Diggers will move onto the multi-million pound scheme’s Clay Pit Lane site this Friday, council bosses have announced.
Around 12 weeks of advanced excavation work will then be carried out before construction proper gets under way in May.
Coun Richard Lewis, Leeds City Council’s executive member responsible for city development, said: “This is a very exciting phase of what is a hugely important £60m construction project for Leeds.
“The arena will bring an additional one million visitors to the city, add around £25.5m per year to the city’s economy and create around 450 construction jobs, as well as a number of apprenticeship and work experience opportunities.

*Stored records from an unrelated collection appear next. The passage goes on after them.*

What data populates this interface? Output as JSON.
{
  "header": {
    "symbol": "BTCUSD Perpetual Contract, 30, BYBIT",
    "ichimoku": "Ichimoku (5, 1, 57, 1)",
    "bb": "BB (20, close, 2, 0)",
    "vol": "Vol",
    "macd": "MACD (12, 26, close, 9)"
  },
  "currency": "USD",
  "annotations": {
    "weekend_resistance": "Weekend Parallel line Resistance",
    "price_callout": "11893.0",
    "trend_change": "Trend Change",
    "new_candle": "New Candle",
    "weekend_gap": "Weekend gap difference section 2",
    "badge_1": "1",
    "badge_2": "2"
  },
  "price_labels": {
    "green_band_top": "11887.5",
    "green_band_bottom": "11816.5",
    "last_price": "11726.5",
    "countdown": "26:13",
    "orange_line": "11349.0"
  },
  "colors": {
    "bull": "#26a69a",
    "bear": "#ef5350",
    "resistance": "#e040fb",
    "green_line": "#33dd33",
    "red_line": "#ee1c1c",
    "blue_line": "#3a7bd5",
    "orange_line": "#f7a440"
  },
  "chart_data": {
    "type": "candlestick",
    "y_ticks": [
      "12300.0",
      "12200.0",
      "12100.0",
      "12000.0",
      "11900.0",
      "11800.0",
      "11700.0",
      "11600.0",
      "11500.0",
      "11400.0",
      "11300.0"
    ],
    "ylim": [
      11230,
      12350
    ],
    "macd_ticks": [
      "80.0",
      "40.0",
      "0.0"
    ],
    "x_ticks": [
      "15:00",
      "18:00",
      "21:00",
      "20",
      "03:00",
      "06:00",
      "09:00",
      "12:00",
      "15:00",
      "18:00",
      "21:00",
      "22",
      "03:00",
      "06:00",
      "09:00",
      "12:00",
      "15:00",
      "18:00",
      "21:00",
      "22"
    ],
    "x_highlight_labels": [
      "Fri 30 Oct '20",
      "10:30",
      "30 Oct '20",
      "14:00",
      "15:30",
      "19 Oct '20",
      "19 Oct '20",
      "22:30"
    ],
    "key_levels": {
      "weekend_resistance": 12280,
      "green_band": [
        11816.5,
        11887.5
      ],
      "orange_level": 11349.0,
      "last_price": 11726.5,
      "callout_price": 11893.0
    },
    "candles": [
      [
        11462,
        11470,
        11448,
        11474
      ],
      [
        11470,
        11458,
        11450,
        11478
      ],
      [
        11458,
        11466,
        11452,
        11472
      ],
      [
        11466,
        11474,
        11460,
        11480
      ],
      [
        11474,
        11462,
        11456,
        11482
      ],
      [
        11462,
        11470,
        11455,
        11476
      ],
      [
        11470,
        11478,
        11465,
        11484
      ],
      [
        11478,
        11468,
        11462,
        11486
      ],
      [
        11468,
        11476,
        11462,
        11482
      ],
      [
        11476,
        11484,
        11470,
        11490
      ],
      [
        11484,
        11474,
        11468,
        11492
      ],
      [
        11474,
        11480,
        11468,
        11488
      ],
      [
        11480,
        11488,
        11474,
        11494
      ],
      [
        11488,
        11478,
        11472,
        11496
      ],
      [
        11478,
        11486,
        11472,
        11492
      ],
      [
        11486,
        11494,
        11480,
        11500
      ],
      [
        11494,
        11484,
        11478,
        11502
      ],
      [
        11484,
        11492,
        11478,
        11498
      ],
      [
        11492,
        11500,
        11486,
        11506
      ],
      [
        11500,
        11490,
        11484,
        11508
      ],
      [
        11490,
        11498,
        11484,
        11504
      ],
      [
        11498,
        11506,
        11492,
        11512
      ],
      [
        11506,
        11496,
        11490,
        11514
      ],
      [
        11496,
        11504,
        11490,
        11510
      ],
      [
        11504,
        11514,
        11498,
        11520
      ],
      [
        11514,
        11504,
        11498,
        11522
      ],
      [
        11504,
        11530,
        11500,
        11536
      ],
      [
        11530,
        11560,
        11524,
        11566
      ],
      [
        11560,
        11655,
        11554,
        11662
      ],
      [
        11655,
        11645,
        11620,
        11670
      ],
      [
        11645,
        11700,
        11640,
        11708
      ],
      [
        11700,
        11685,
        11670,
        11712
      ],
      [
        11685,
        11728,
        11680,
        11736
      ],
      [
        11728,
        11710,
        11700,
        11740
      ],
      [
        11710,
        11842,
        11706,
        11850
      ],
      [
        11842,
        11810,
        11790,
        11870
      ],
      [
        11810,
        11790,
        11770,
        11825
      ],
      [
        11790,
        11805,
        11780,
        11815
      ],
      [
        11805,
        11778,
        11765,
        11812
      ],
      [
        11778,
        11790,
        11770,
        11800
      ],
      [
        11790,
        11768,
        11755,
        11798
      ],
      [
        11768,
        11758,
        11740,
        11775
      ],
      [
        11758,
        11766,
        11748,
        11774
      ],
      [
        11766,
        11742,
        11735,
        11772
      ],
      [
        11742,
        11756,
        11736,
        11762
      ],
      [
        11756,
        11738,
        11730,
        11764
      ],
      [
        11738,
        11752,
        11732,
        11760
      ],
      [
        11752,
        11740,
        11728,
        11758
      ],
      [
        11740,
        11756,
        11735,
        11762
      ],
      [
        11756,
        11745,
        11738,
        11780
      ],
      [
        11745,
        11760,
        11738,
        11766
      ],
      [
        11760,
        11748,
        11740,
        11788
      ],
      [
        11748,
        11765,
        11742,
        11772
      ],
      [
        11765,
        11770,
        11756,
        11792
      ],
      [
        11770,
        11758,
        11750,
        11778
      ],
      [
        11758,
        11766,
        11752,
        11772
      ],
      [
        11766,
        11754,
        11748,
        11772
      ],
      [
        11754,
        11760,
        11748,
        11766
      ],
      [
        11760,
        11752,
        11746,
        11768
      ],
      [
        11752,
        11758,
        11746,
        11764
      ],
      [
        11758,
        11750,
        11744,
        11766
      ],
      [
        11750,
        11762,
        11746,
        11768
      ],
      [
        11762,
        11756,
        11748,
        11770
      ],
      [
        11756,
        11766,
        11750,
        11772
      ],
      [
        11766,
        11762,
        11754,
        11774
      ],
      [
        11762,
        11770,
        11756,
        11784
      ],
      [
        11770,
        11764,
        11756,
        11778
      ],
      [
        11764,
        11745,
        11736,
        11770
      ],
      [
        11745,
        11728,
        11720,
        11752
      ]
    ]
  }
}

“I cannot overestimate the part it will play in helping this city’s economy to continue to grow and attract investment and jobs.”
The milestone was also welcomed by Coun Andrew Carter, leader of the opposition Conservative group on the council.

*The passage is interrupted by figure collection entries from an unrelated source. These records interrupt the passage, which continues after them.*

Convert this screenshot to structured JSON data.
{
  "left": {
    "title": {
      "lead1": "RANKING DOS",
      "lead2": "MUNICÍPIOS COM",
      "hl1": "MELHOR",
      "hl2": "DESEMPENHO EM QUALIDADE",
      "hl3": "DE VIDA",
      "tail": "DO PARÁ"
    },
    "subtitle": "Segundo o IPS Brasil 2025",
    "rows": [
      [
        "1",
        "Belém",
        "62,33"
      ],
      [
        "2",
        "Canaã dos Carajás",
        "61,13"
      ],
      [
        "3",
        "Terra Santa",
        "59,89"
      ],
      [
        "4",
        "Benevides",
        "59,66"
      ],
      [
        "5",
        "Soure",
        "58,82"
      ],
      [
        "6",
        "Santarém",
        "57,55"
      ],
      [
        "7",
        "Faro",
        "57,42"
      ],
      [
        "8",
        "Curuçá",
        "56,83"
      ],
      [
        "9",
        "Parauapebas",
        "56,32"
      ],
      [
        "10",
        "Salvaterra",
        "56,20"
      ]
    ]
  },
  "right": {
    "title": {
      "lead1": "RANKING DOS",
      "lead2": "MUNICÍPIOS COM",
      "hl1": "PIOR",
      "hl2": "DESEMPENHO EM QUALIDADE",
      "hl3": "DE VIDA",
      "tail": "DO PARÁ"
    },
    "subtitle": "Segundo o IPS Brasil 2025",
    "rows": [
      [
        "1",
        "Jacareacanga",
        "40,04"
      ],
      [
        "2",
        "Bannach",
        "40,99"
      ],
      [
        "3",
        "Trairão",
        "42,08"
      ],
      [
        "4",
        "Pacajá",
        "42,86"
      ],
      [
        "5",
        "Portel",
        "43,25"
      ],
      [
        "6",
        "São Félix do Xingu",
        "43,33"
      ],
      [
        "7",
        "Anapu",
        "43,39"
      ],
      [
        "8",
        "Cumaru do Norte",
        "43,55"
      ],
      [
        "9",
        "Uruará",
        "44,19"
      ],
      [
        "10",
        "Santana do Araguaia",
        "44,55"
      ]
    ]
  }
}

Coun Carter, an instrumental figure in getting the arena scheme off the ground during his time as council leader, said: “I am delighted to see the heavy machinery going in, Friday will be a landmark date.

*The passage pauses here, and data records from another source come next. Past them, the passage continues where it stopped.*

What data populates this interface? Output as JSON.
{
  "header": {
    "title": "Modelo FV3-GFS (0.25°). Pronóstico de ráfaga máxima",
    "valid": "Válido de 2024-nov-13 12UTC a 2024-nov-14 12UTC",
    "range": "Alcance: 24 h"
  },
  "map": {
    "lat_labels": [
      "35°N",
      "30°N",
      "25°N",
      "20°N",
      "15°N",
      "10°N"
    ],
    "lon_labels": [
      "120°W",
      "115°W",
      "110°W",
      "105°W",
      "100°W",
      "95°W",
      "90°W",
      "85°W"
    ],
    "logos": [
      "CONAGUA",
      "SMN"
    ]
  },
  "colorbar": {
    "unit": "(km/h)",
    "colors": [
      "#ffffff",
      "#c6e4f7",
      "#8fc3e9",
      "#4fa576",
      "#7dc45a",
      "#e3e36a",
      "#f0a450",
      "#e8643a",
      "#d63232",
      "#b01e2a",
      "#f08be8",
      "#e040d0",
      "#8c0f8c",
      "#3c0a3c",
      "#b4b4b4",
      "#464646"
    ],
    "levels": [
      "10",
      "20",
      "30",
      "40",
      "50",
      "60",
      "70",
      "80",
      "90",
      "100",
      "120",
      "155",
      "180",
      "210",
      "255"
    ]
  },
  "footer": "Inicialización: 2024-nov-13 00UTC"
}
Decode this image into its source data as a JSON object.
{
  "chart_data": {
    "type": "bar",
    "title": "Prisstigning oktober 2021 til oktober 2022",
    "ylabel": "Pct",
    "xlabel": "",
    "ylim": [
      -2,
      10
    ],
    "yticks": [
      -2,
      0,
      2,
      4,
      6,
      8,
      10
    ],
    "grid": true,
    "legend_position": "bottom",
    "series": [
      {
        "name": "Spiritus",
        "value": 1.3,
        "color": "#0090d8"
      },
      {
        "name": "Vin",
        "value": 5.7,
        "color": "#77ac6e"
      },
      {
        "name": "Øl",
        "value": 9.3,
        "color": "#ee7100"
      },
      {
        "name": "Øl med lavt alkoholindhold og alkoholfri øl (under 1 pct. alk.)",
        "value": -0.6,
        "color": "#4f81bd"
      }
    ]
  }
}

“When the arena is complete it will have a massive regenerative impact on the city.”
The council chose Clay Pit Lane - near the Merrion shopping centre - as the home of the arena project in late 2008.
Some preparatory work was carried out last year, with hoardings being erected around the site and sewers and drains diverted.
The stunning space-age look planned for the 13,500-capacity venue, meanwhile, was revealed by the Yorkshire Evening Post last summer.
If all goes according to plan, the arena should be open for business in early 2013.
The council’s preferred contractor for the main construction phase of the project is private sector building giant BAM.
Its past work includes Johannesburg’s Soccer City stadium, host venue for last summer’s World Cup final.
Regional development agency Yorkshire Forward is contributing £10m to the cost of the scheme, with the remainder coming from the council.
Government spending cuts are not expected to have any effect on the project.